Well I survived. There are still a lot of unanswered questions, but I made it through today. I’m still employed, albeit still on leave.

Our department director ended up joining us for the meeting. Although my heart dropped to my toes when she walked in the room, this turned out to be a blessing. She seemed truly concerned for my health and much more communicative. She even reassured me that this was a bump in the road that I would get through and move on from, and I would still be a nurse at the end of the day.

The gist of it is we all agree switching to 0.6 nights is not a feasible option. I proposed it because I wanted to keep my job and I knew there were no day shifts available. They said to throw it out the window and put my health first. Not to mention apparently 0.6 nights is a coveted position and someone with seniority would probably lay claim to it before me, even if I need it for medical reasons. Their ultimate question was what do I need to get these migraines under control and stay healthy?

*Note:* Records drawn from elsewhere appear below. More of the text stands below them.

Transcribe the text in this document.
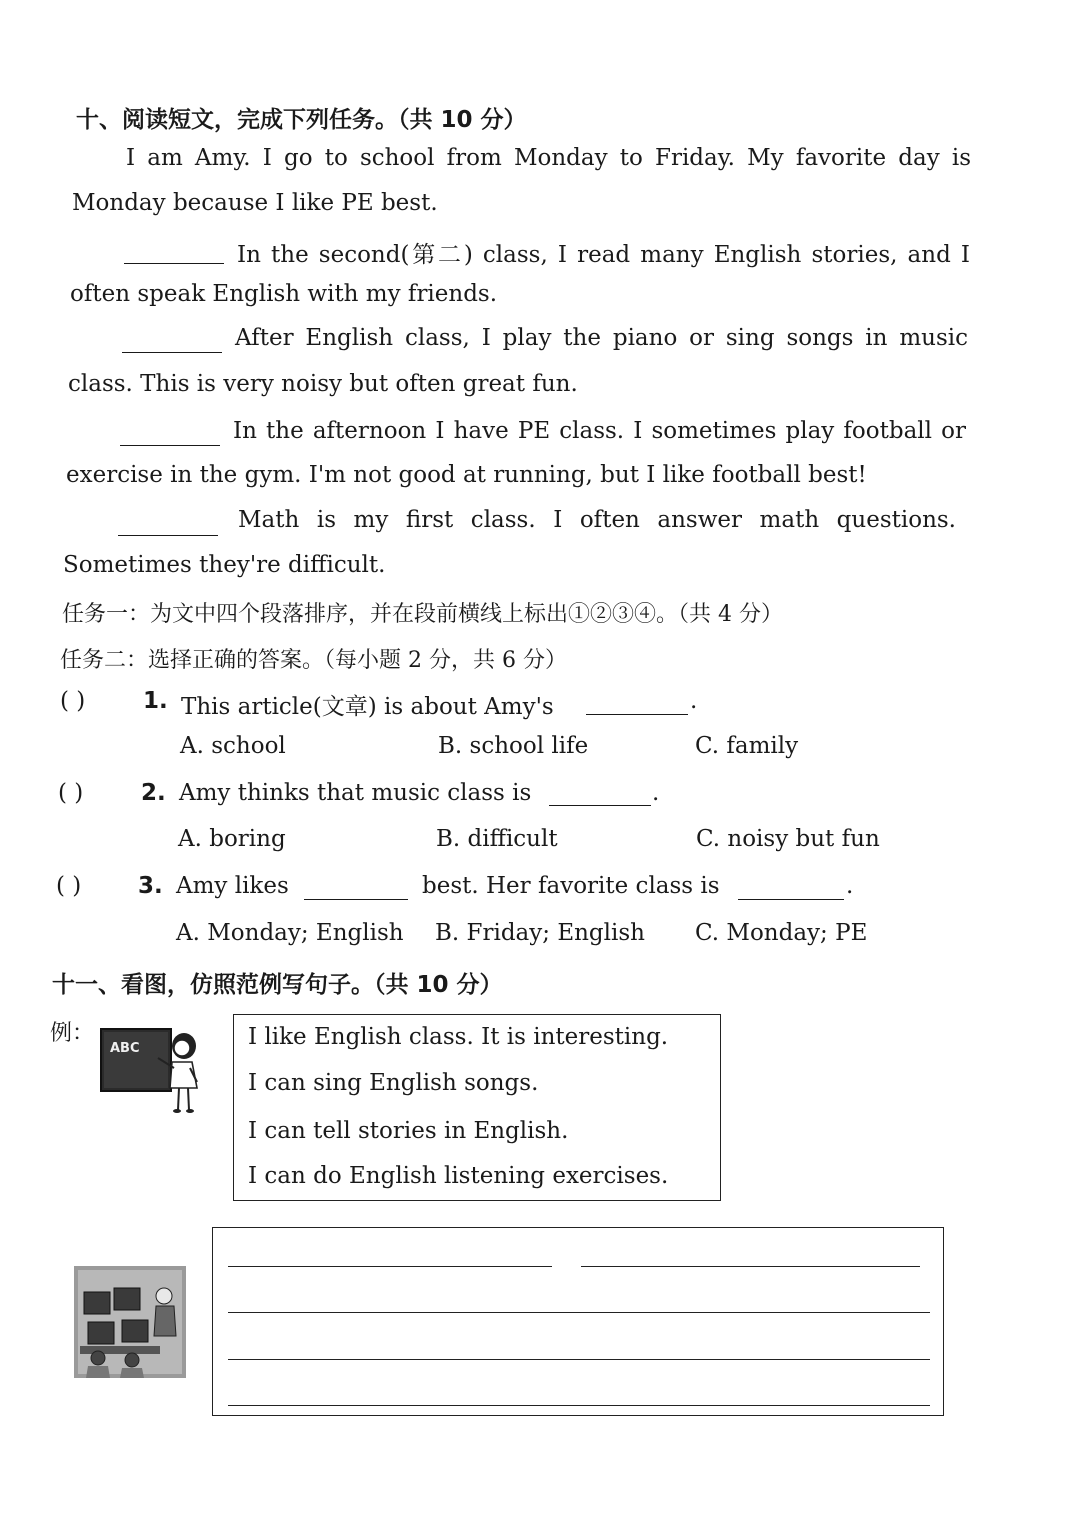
十、阅读短文，完成下列任务。（共 10 分）
I am Amy. I go to school from Monday to Friday. My favorite day is
Monday because I like PE best.
In the second(第二) class, I read many English stories, and I
often speak English with my friends.
After English class, I play the piano or sing songs in music
class. This is very noisy but often great fun.
In the afternoon I have PE class. I sometimes play football or
exercise in the gym. I'm not good at running, but I like football best!
Math is my first class. I often answer math questions.
Sometimes they're difficult.
任务一：为文中四个段落排序，并在段前横线上标出①②③④。（共 4 分）
任务二：选择正确的答案。（每小题 2 分，共 6 分）
( )	1. This article(文章) is about Amy's	.
A. school	B. school life	C. family
( )	2. Amy thinks that music class is	.
A. boring	B. difficult	C. noisy but fun
( ) 3. Amy likes	best. Her favorite class is	.
A. Monday; English B. Friday; English C. Monday; PE
十一、看图，仿照范例写句子。（共 10 分）
例：
ABC	I like English class. It is interesting.
I can sing English songs.
I can tell stories in English.
I can do English listening exercises.
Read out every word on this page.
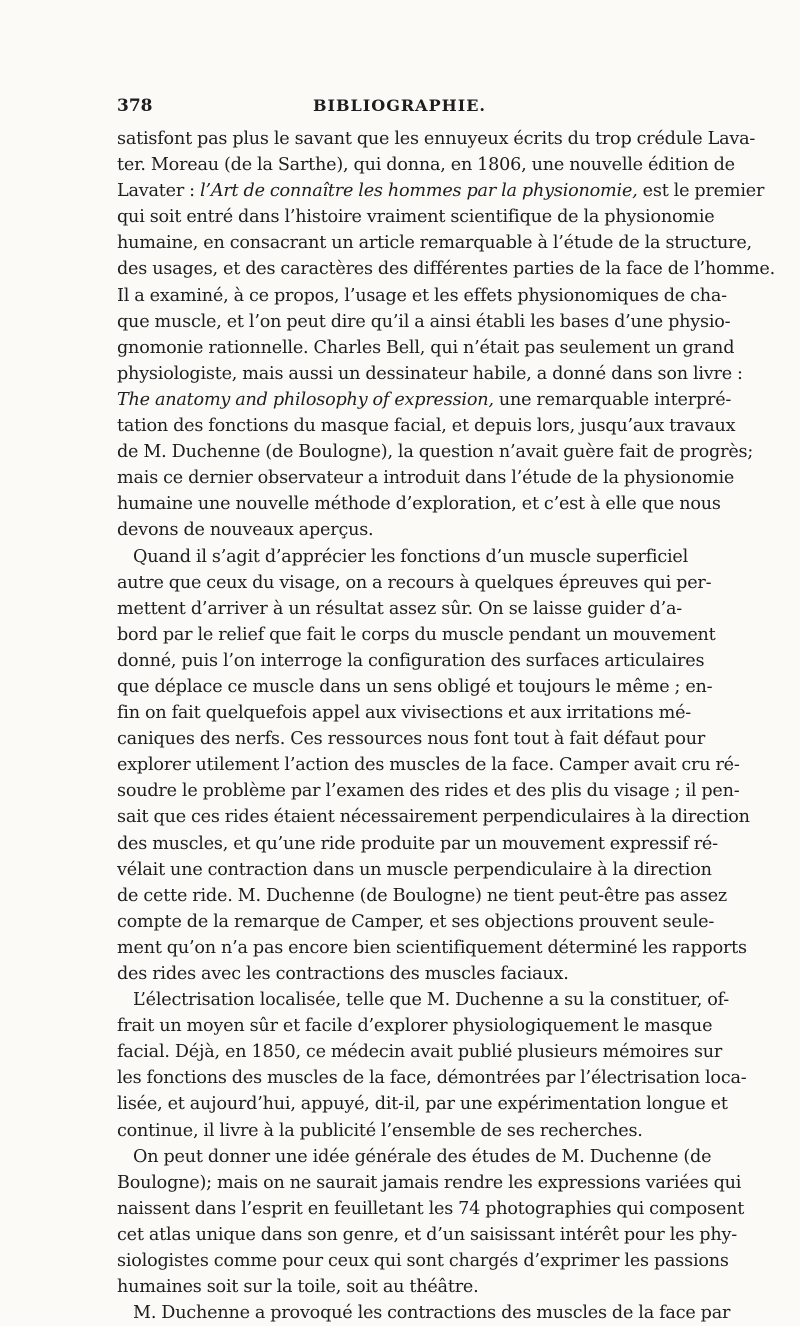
378	BIBLIOGRAPHIE.
satisfont pas plus le savant que les ennuyeux écrits du trop crédule Lava-
ter. Moreau (de la Sarthe), qui donna, en 1806, une nouvelle édition de
Lavater : l’Art de connaître les hommes par la physionomie, est le premier
qui soit entré dans l’histoire vraiment scientifique de la physionomie
humaine, en consacrant un article remarquable à l’étude de la structure,
des usages, et des caractères des différentes parties de la face de l’homme.
Il a examiné, à ce propos, l’usage et les effets physionomiques de cha-
que muscle, et l’on peut dire qu’il a ainsi établi les bases d’une physio-
gnomonie rationnelle. Charles Bell, qui n’était pas seulement un grand
physiologiste, mais aussi un dessinateur habile, a donné dans son livre :
The anatomy and philosophy of expression, une remarquable interpré-
tation des fonctions du masque facial, et depuis lors, jusqu’aux travaux
de M. Duchenne (de Boulogne), la question n’avait guère fait de progrès;
mais ce dernier observateur a introduit dans l’étude de la physionomie
humaine une nouvelle méthode d’exploration, et c’est à elle que nous
devons de nouveaux aperçus.
Quand il s’agit d’apprécier les fonctions d’un muscle superficiel
autre que ceux du visage, on a recours à quelques épreuves qui per-
mettent d’arriver à un résultat assez sûr. On se laisse guider d’a-
bord par le relief que fait le corps du muscle pendant un mouvement
donné, puis l’on interroge la configuration des surfaces articulaires
que déplace ce muscle dans un sens obligé et toujours le même ; en-
fin on fait quelquefois appel aux vivisections et aux irritations mé-
caniques des nerfs. Ces ressources nous font tout à fait défaut pour
explorer utilement l’action des muscles de la face. Camper avait cru ré-
soudre le problème par l’examen des rides et des plis du visage ; il pen-
sait que ces rides étaient nécessairement perpendiculaires à la direction
des muscles, et qu’une ride produite par un mouvement expressif ré-
vélait une contraction dans un muscle perpendiculaire à la direction
de cette ride. M. Duchenne (de Boulogne) ne tient peut-être pas assez
compte de la remarque de Camper, et ses objections prouvent seule-
ment qu’on n’a pas encore bien scientifiquement déterminé les rapports
des rides avec les contractions des muscles faciaux.
L’électrisation localisée, telle que M. Duchenne a su la constituer, of-
frait un moyen sûr et facile d’explorer physiologiquement le masque
facial. Déjà, en 1850, ce médecin avait publié plusieurs mémoires sur
les fonctions des muscles de la face, démontrées par l’électrisation loca-
lisée, et aujourd’hui, appuyé, dit-il, par une expérimentation longue et
continue, il livre à la publicité l’ensemble de ses recherches.
On peut donner une idée générale des études de M. Duchenne (de
Boulogne); mais on ne saurait jamais rendre les expressions variées qui
naissent dans l’esprit en feuilletant les 74 photographies qui composent
cet atlas unique dans son genre, et d’un saisissant intérêt pour les phy-
siologistes comme pour ceux qui sont chargés d’exprimer les passions
humaines soit sur la toile, soit au théâtre.
M. Duchenne a provoqué les contractions des muscles de la face par
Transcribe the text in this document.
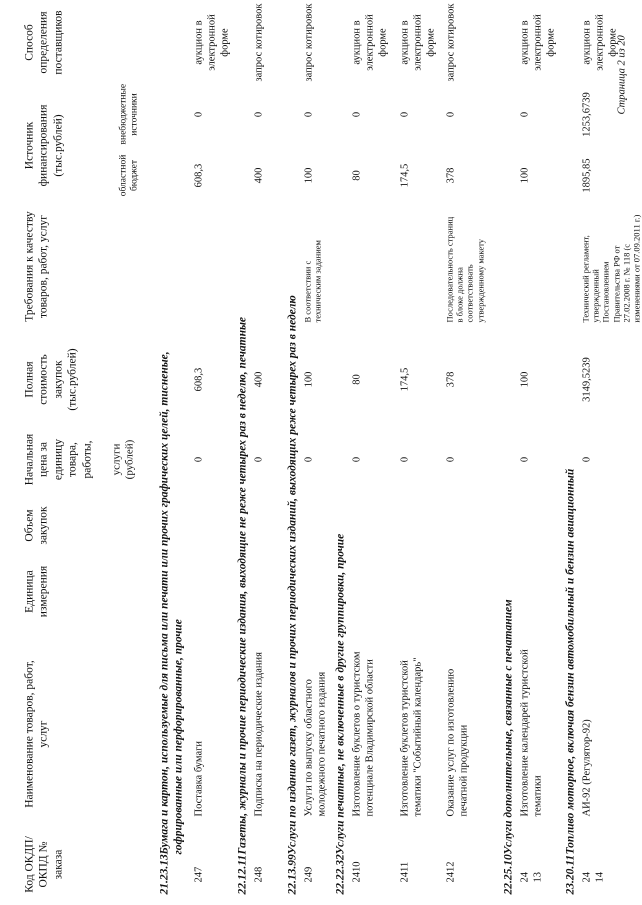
Код ОКДП/ ОКПД № заказа
Наименование товаров, работ, услуг
Единица измерения
Объем закупок
Начальная цена за единицу товара, работы, услуги (рублей)
Полная стоимость закупок (тыс.рублей)
Требования к качеству товаров, работ, услуг
Источник финансирования (тыс.рублей)	областной бюджет
внебюджетные источники
Способ определения поставщиков
21.23.13
Бумага и картон, используемые для письма или печати или прочих графических целей, тисненые, гофрированные или перфорированные, прочие
247
Поставка бумаги
0
608,3
608,3
0
аукцион в электронной форме
22.12.11
Газеты, журналы и прочие периодические издания, выходящие не реже четырех раз в неделю, печатные
248
Подписка на периодические издания
0
400
400
0
запрос котировок
22.13.99
Услуги по изданию газет, журналов и прочих периодических изданий, выходящих реже четырех раз в неделю
249
Услуги по выпуску областного молодежного печатного издания
0
100
В соответствии с техническим заданием
100
0
запрос котировок
22.22.32
Услуги печатные, не включенные в другие группировки, прочие
2410
Изготовление буклетов о туристском потенциале Владимирской области
0
80
80
0
аукцион в электронной форме
2411
Изготовление буклетов туристской тематики "Событийный календарь"
0
174,5
174,5
0
аукцион в электронной форме
2412
Оказание услуг по изготовлению печатной продукции
0
378
Последовательность страниц в блоке должна соответствовать утвержденному макету
378
0
запрос котировок
22.25.10
Услуги дополнительные, связанные с печатанием
24 13
Изготовление календарей туристской тематики
0
100
100
0
аукцион в электронной форме
23.20.11
Топливо моторное, включая бензин автомобильный и бензин авиационный
24 14
АИ-92 (Регулятор-92)
0
3149,5239
Технический регламент, утвержденный Постановлением Правительства РФ от 27.02.2008 г. № 118 (с изменениями от 07.09.2011 г.)
1895,85
1253,6739
аукцион в электронной форме
Страница 2 из 20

I proposed transferring to another department. They didn’t seem opposed but they didn’t jump on that bandwagon either. They said to consult with my neurologist and get a straightforward note about what I needed medically to stabilize myself. If they were able to accommodate me, they would. If not, they would recommend to HR that I apply for a transfer. If that happens, I’ll have 30 days to convince another department to hire me.

So back to the doctor’s office I went for a consult. Got another note, which I will fax first thing in the morning. Straightforward medical opinion: Working nights is a major trigger and no longer an option. The acuity of critical care may also be a trigger because it is a source of stress, and transferring to a different department is recommended.